Artist: Lalah Hathaway
Song: We’re All In This Together
Ask her to describe her voice and she might say it feels like, sounds like, soul. But when it comes to defining the essence of music, itself, Lalah Hathaway can go on and on…
“Music is so textured and layered,” she says, “and it is an absolute entity in my life. It’s three-dimensional, it’s tangible, and when I die, I’ll say goodbye to it, just as I will to everyone standing around my bed.”
In the four years since she’s blessed the people with a set of songs, she’s been “working, writing music and living a very, simple life. Many people think that you’re just lounging between albums, but that time for me was about trying to find a place to land that will give you the opportunity to create something artful, something mindful,” Lalah notes.

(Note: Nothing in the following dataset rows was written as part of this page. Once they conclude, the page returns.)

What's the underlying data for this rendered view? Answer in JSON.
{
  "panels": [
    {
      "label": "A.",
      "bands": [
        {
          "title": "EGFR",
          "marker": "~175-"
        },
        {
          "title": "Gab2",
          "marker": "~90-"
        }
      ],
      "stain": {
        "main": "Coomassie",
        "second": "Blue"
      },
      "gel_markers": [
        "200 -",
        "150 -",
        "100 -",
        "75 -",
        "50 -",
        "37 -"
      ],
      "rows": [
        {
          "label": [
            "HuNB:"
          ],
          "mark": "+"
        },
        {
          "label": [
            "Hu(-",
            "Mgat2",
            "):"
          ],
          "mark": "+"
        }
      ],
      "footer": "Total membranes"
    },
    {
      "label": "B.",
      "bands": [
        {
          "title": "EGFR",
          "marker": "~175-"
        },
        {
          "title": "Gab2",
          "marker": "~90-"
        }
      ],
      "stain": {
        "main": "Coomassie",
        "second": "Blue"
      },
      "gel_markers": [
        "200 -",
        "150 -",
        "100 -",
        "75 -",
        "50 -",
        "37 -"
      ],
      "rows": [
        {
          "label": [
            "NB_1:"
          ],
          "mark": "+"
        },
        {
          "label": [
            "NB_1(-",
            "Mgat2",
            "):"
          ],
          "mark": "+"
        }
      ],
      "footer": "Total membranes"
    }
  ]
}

Born to Donny Hathaway, one of the most influential soul artists of the seventies, and Eulaulah Hathaway, an accomplished musician in her own right, the Chicago native first put pen to paper, “with the music,” as a 10th grader. Later, as a student at Berklee College of Music, she recorded her self-titled debut in 1990, which spawned the hits “Baby Don’t Cry,” “Heaven Only Knows” and “I’m Coming Back.” She returned four years later with A Moment, followed by the much-lauded The Song Lives On, her duet album with Joe Sample in 1999, the same year she began growing her now-signature, cinnamon-hued ‘locs. By 2004, she’d deliver her fourth album, Outrun the Sky, garnering Hathaway her first number one single, the Rex Rideout-produced cover of Luther Vandross’ Forever, For Always, For Love, which was also featured on the critically-acclaimed Vandross tribute album of the same name.
Although she has created a space for herself, it’s not surprising that Hathaway remains connected to her late, great father and his classic sound. “I am his daughter,” she says, softly, “and that’s the truth of who I am, every day. When I was 15, and then, 20, I didn’t get why people were asking me how I felt about him and his music. But when I turned 25, I began to understand. Like my father, I want to leave a legacy of music that makes people really feel something, whether it be happiness, sadness, grief or heartache. I also want them to appreciate my humor which I know can be difficult to interpret in a song.
In the meantime and between album projects, Hathaway – who’s recorded collaborations with Marcus Miller, Meshell Ndegéocello and Mary J. Blige, among them – keeps her creativity nourished by taking to the global stage and contributing her voice to Daughters of Soul, a musical mélange founded by comrade, Sandra St. Victor, and featuring Nona Hendryx, Joyce Kennedy as well as Indira and Simone, daughters of Chaka Khan and Nina Simone, respectively.
So, how does she hope her latest offering will be received?
“I don’t necessarily want to fit into what’s happening now,” she says of today’s marketplace, “but I want to stand with it, doing my own thing. I would really love it if people need the record. I put a lot of myself into this album, so I hope people can hear me and understand who I am.”